A busca pela inserção de crianças e adolescentes em situação de rua no meio cultural lançou o projeto Abrindo Horizontes.
Ao andar pela Rua dos Andradas e observar o elevado número dos meninos de rua que se instalavam por ali, o então diretor da Casa de Cultura Mário Quintana, Sérgio Napp, pensou em chamá-los para os arredores da CCMQ.
A partir de uma doação anônima no valor de R$ 700 para a Casa, o traço do projeto ganhou riscos mais fortes, mais delineados e saiu do papel. Em março de 2004, através de um trabalho de voluntariado, a psicóloga Léa Peres Day e a médica Loreta Napp colocaram a idéia em prática com o desenvolvimento do Abrindo Horizontes.

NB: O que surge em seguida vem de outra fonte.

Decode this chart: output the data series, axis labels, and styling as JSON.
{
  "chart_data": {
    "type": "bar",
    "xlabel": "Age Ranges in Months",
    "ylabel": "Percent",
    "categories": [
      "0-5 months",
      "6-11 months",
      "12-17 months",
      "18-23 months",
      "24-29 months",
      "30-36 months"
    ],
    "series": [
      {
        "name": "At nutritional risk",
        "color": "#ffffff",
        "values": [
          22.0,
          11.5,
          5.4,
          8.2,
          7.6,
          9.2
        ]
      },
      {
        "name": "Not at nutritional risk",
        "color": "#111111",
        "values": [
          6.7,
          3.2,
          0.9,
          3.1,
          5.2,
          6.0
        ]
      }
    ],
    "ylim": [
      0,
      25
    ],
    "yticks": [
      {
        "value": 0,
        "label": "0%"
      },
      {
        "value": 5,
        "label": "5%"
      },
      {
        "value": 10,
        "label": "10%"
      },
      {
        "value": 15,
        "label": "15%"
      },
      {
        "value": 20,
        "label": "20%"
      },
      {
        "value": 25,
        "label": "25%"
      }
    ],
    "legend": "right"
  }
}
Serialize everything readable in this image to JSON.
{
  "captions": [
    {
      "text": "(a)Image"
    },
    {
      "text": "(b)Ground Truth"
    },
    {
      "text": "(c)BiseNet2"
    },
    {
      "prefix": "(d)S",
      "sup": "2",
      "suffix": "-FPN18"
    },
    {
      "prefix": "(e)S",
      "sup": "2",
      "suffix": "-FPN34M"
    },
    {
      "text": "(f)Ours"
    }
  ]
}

No início, as coordenadoras iam atrás das crianças e dos adolescentes. Logo veio o apoio de instituições sociais. O primeiro parceiro foi o Lar Dom Bosco. Este contato com os meninos de rua começou a ser mais aprofundado com a ajuda de Adriano de Mello. Contratado pelo projeto como mediador, ele ia para a CCMQ de terça a sexta, das 15h às 17h, e, aos poucos, chamou a atenção dos meninos. O principal atrativo era o lanche.
O Abrindo Horizontes começou timidamente, com cinco crianças. Segundo a coordenadora Loreta Napp, elas começaram a procurar a Casa, o que já elevou o número para mais de 500, mas como o espaço é limitado e algumas necessitam de atenção especial, foram encaminhadas a instituições sociais parceiras. Hoje são 70 no total.
“Enquanto as crianças têm algum contato com a família, que eu chamo de uniparentes, outras estão na rua mesmo ou vão para abrigos, mas nem todas gostam pelas regras que devem seguir. Para entrar no projeto, as únicas exigências são não consumir drogas, nem álcool e não portar objetos que possam machucar”, explica a coordenadora.
O projeto conta com apoio do Governo do Estado e patrocínio cultural da Copesul, através da Lei Rouanet. No dia 28 de novembro, a Associação de Amigos Abrindo Horizontes foi oficializada com recebimento de certificado. Com isso, um canal para obtenção de recursos está aberto.